Experienced dev note
Use dvc plots to visualize metrics across experiment runs without context-switching to Jupyter. After dvc repro, run dvc plots show metrics.json to compare accuracy/loss curves across commits. Also, always set hash: md5 explicitly on directory outputs (not file outputs): DVC needs it to detect if the directory contents changed, not just the directory object. Miss this and you'll debug why a stage thinks its output is up-to-date when the files inside actually changed.
Check your understanding
You change the learning rate in params.yaml and run dvc repro.
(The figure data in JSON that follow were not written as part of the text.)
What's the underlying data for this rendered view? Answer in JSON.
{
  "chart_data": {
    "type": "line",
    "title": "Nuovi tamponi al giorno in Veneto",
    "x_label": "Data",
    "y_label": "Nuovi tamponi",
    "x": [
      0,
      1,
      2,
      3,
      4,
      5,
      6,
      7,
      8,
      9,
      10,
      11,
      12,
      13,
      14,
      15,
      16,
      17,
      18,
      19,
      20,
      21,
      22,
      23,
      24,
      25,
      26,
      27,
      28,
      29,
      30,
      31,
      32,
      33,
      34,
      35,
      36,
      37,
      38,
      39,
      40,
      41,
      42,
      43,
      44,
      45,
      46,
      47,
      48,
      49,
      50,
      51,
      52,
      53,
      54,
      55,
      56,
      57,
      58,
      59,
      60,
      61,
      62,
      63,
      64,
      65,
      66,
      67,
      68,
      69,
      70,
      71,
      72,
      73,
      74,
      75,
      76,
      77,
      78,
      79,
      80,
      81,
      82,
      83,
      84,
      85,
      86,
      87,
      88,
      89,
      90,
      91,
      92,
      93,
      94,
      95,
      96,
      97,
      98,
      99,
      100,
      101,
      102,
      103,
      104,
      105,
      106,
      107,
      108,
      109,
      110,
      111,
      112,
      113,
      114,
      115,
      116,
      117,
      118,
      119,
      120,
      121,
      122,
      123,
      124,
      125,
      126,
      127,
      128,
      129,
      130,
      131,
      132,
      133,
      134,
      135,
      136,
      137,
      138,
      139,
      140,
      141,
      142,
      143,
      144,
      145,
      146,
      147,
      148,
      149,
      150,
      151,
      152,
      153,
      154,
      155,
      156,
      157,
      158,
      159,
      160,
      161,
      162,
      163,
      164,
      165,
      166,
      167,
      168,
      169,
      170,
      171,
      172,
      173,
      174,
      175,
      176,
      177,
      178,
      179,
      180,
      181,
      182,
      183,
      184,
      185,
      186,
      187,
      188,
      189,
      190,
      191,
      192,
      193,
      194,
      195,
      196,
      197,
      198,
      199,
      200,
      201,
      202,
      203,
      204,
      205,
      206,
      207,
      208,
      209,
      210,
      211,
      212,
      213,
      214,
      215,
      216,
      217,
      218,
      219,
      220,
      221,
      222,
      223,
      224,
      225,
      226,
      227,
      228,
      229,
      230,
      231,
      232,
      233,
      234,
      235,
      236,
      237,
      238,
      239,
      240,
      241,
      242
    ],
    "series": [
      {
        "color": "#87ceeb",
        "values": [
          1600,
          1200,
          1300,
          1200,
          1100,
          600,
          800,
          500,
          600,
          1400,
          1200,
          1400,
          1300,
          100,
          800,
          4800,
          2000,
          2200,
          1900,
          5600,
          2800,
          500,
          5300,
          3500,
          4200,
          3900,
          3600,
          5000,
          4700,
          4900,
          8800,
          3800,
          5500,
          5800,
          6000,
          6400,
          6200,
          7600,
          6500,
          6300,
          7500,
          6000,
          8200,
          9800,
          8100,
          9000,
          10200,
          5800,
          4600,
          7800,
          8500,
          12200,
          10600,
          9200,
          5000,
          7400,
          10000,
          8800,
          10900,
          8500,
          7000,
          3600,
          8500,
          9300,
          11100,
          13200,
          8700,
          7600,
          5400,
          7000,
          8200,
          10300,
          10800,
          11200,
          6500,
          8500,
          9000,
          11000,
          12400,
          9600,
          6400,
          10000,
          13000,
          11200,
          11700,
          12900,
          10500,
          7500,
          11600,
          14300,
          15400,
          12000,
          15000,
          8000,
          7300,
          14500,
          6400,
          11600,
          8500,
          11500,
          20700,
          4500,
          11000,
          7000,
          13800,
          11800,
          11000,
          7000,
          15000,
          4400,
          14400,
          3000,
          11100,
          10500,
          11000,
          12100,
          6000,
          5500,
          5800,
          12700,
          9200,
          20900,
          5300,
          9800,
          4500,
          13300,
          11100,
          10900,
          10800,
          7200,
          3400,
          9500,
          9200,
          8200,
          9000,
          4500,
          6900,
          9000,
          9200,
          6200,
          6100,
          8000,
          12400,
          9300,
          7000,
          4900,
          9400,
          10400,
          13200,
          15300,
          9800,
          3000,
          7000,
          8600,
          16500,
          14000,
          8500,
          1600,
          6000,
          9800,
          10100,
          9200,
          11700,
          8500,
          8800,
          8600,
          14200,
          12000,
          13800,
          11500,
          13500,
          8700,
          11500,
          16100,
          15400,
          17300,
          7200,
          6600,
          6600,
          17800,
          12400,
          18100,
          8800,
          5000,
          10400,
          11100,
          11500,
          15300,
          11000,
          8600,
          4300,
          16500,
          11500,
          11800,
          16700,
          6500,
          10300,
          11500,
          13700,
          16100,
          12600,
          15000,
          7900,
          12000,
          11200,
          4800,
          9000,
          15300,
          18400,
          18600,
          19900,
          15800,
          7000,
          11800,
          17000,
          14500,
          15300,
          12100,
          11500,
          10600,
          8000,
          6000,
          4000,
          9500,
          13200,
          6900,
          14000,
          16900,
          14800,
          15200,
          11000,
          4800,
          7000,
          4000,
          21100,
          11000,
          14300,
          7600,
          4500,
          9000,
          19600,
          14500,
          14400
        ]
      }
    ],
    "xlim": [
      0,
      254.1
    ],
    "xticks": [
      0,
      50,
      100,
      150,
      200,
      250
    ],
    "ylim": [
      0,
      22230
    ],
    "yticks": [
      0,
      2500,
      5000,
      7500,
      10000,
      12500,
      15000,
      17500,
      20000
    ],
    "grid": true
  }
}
The prepare stage runs, but train stage is skipped (marked as up-to-date). What went wrong, and how would you verify the issue?
Show answer hint
The train stage likely doesn't declare the learning_rate parameter in its params: section, so DVC doesn't know to rerun it when the hyperparameter changes. Verify with dvc dag or dvc status to see why DVC thinks the stage is cached. The fix is to add params: - train.learning_rate to the train stage.